An Azure analytics service that brings together data integration, enterprise data warehousing, and big data analytics. Previously known as Azure SQL Data Warehouse.
Hey, I know it’s been a while since I posted this question, but I finally had some time to revisit it and found a solution.
Config:
My Synapse workspace is not in a Managed VNet, so there shouldn’t be any restriction on outbound network access. I also verified that the “Allow Azure services and resources to access this workspace” option is enabled in the networking tab.
On my ADLS Gen2 storage account, I enabled “Allow trusted Microsoft services to access this resource” under the networking settings. Additionally, I added my Synapse workspace as a resource instance with access to the storage account. The workspace’s managed identity has Storage Blob Data Owner, Contributor, and Reader roles assigned. I also granted full rwx ACL permissions to this managed identity for the entire container.

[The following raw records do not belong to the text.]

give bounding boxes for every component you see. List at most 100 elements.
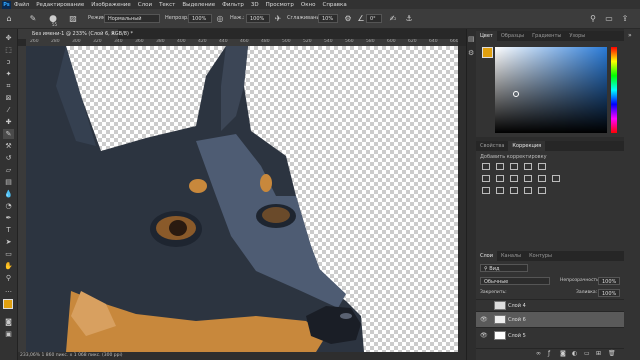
menu-layers[interactable]: Слои (138, 2, 152, 8)
airbrush-icon[interactable]: ✈ (273, 14, 283, 24)
eyedropper-tool-icon[interactable]: ⁄ (3, 105, 14, 115)
blur-tool-icon[interactable]: 💧 (3, 189, 14, 199)
color-picker-cursor[interactable] (513, 91, 519, 97)
marquee-tool-icon[interactable]: ⬚ (3, 45, 14, 55)
posterize-icon[interactable] (496, 187, 504, 194)
move-tool-icon[interactable]: ✥ (3, 33, 14, 43)
brush-settings-icon[interactable]: ▨ (68, 14, 78, 24)
menu-window[interactable]: Окно (301, 2, 316, 8)
adjustment-layer-icon[interactable]: ◐ (572, 350, 577, 357)
tab-layers[interactable]: Слои (476, 251, 497, 261)
tab-color[interactable]: Цвет (476, 31, 497, 41)
collapse-panels-icon[interactable]: » (628, 32, 632, 39)
quick-mask-icon[interactable]: ◙ (3, 317, 14, 327)
angle-input[interactable]: 0° (366, 14, 382, 23)
gradient-tool-icon[interactable]: ▤ (3, 177, 14, 187)
foreground-color-swatch[interactable] (3, 299, 13, 309)
mode-select[interactable]: Нормальный (104, 14, 160, 23)
vibrance-icon[interactable] (538, 163, 546, 170)
layer-name[interactable]: Слой 6 (508, 317, 526, 323)
menu-help[interactable]: Справка (322, 2, 346, 8)
curves-icon[interactable] (510, 163, 518, 170)
fill-input[interactable]: 100% (598, 289, 620, 297)
tab-channels[interactable]: Каналы (497, 251, 525, 261)
workspace-icon[interactable]: ▭ (604, 14, 614, 24)
layer-filter-select[interactable]: ⚲ Вид (480, 264, 528, 272)
tab-paths[interactable]: Контуры (525, 251, 556, 261)
black-white-icon[interactable] (510, 175, 518, 182)
brightness-icon[interactable] (482, 163, 490, 170)
tab-properties[interactable]: Свойства (476, 141, 508, 151)
threshold-icon[interactable] (510, 187, 518, 194)
menu-edit[interactable]: Редактирование (36, 2, 84, 8)
menu-view[interactable]: Просмотр (266, 2, 294, 8)
quick-select-tool-icon[interactable]: ✦ (3, 69, 14, 79)
menu-select[interactable]: Выделение (182, 2, 215, 8)
search-icon[interactable]: ⚲ (588, 14, 598, 24)
menu-3d[interactable]: 3D (251, 2, 259, 8)
symmetry-icon[interactable]: ⚓ (404, 14, 414, 24)
menu-file[interactable]: Файл (14, 2, 29, 8)
tab-patterns[interactable]: Узоры (565, 31, 589, 41)
photo-filter-icon[interactable] (524, 175, 532, 182)
color-picker-field[interactable] (495, 47, 607, 133)
selective-color-icon[interactable] (538, 187, 546, 194)
document-canvas[interactable] (26, 46, 458, 352)
levels-icon[interactable] (496, 163, 504, 170)
crop-tool-icon[interactable]: ⌗ (3, 81, 14, 91)
link-layers-icon[interactable]: ∞ (536, 350, 541, 357)
mask-icon[interactable]: ◙ (560, 350, 566, 357)
history-panel-icon[interactable]: ▤ (468, 35, 475, 43)
brush-tool-icon[interactable]: ✎ (28, 14, 38, 24)
hue-sat-icon[interactable] (482, 175, 490, 182)
eye-icon[interactable]: 👁 (480, 316, 488, 323)
layer-row-selected[interactable]: 👁 Слой 6 (476, 311, 624, 327)
group-icon[interactable]: ▭ (584, 350, 590, 357)
fx-icon[interactable]: ƒ (548, 350, 550, 357)
close-tab-icon[interactable]: × (111, 29, 115, 39)
channel-mixer-icon[interactable] (538, 175, 546, 182)
zoom-tool-icon[interactable]: ⚲ (3, 273, 14, 283)
invert-icon[interactable] (482, 187, 490, 194)
brush-tool-icon-active[interactable]: ✎ (3, 129, 14, 139)
blend-mode-select[interactable]: Обычные (480, 277, 550, 285)
delete-layer-icon[interactable]: 🗑 (608, 350, 616, 357)
eraser-tool-icon[interactable]: ▱ (3, 165, 14, 175)
pressure-opacity-icon[interactable]: ◎ (215, 14, 225, 24)
color-balance-icon[interactable] (496, 175, 504, 182)
exposure-icon[interactable] (524, 163, 532, 170)
hue-slider[interactable] (611, 47, 617, 133)
menu-type[interactable]: Текст (159, 2, 175, 8)
gradient-map-icon[interactable] (524, 187, 532, 194)
menu-filter[interactable]: Фильтр (222, 2, 244, 8)
hand-tool-icon[interactable]: ✋ (3, 261, 14, 271)
smoothing-gear-icon[interactable]: ⚙ (343, 14, 353, 24)
flow-input[interactable]: 100% (246, 14, 270, 23)
tab-gradients[interactable]: Градиенты (528, 31, 565, 41)
color-lookup-icon[interactable] (552, 175, 560, 182)
new-layer-icon[interactable]: ⊞ (596, 350, 601, 357)
screen-mode-icon[interactable]: ▣ (3, 329, 14, 339)
type-tool-icon[interactable]: T (3, 225, 14, 235)
vertical-scrollbar[interactable] (458, 46, 466, 352)
pressure-size-icon[interactable]: ✍ (388, 14, 398, 24)
lasso-tool-icon[interactable]: ↄ (3, 57, 14, 67)
home-icon[interactable]: ⌂ (4, 14, 14, 24)
tab-adjustments[interactable]: Коррекция (508, 141, 546, 151)
more-tools-icon[interactable]: … (3, 285, 14, 295)
smoothing-input[interactable]: 10% (318, 14, 338, 23)
share-icon[interactable]: ⇪ (620, 14, 630, 24)
healing-brush-tool-icon[interactable]: ✚ (3, 117, 14, 127)
menu-image[interactable]: Изображение (91, 2, 131, 8)
tab-swatches[interactable]: Образцы (497, 31, 528, 41)
pen-tool-icon[interactable]: ✒ (3, 213, 14, 223)
layer-row[interactable]: 👁 Слой 5 (476, 327, 624, 343)
layer-name[interactable]: Слой 5 (508, 333, 526, 339)
dodge-tool-icon[interactable]: ◔ (3, 201, 14, 211)
document-tab[interactable]: Без имени-1 @ 233% (Слой 6, RGB/8) * × (18, 29, 133, 39)
shape-tool-icon[interactable]: ▭ (3, 249, 14, 259)
layer-name[interactable]: Слой 4 (508, 303, 526, 309)
stamp-tool-icon[interactable]: ⚒ (3, 141, 14, 151)
history-brush-tool-icon[interactable]: ↺ (3, 153, 14, 163)
opacity-input[interactable]: 100% (188, 14, 212, 23)
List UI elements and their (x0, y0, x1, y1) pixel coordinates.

Despite all these configurations, I was still getting the following error when trying to read or write files using Spark from Synapse:
Operation failed: "This request is not authorized to perform this operation.", 403, HEAD
What made this confusing was that the issue only occurred when running the notebook interactively (using the managed identity in the Spark session), and not when running it through a pipeline.
Solution:
After some investigation, I discovered that adding a private endpoint to the ADLS Gen2 storage account resolves the issue. You can do this from the Synapse Manage tab under the Security → Managed private endpoints section. Once created, make sure to approve the private endpoint in the storage account.
This solution worked in my case.
TL;DR: Add a private endpoint from Synapse to your ADLS Gen2 storage account.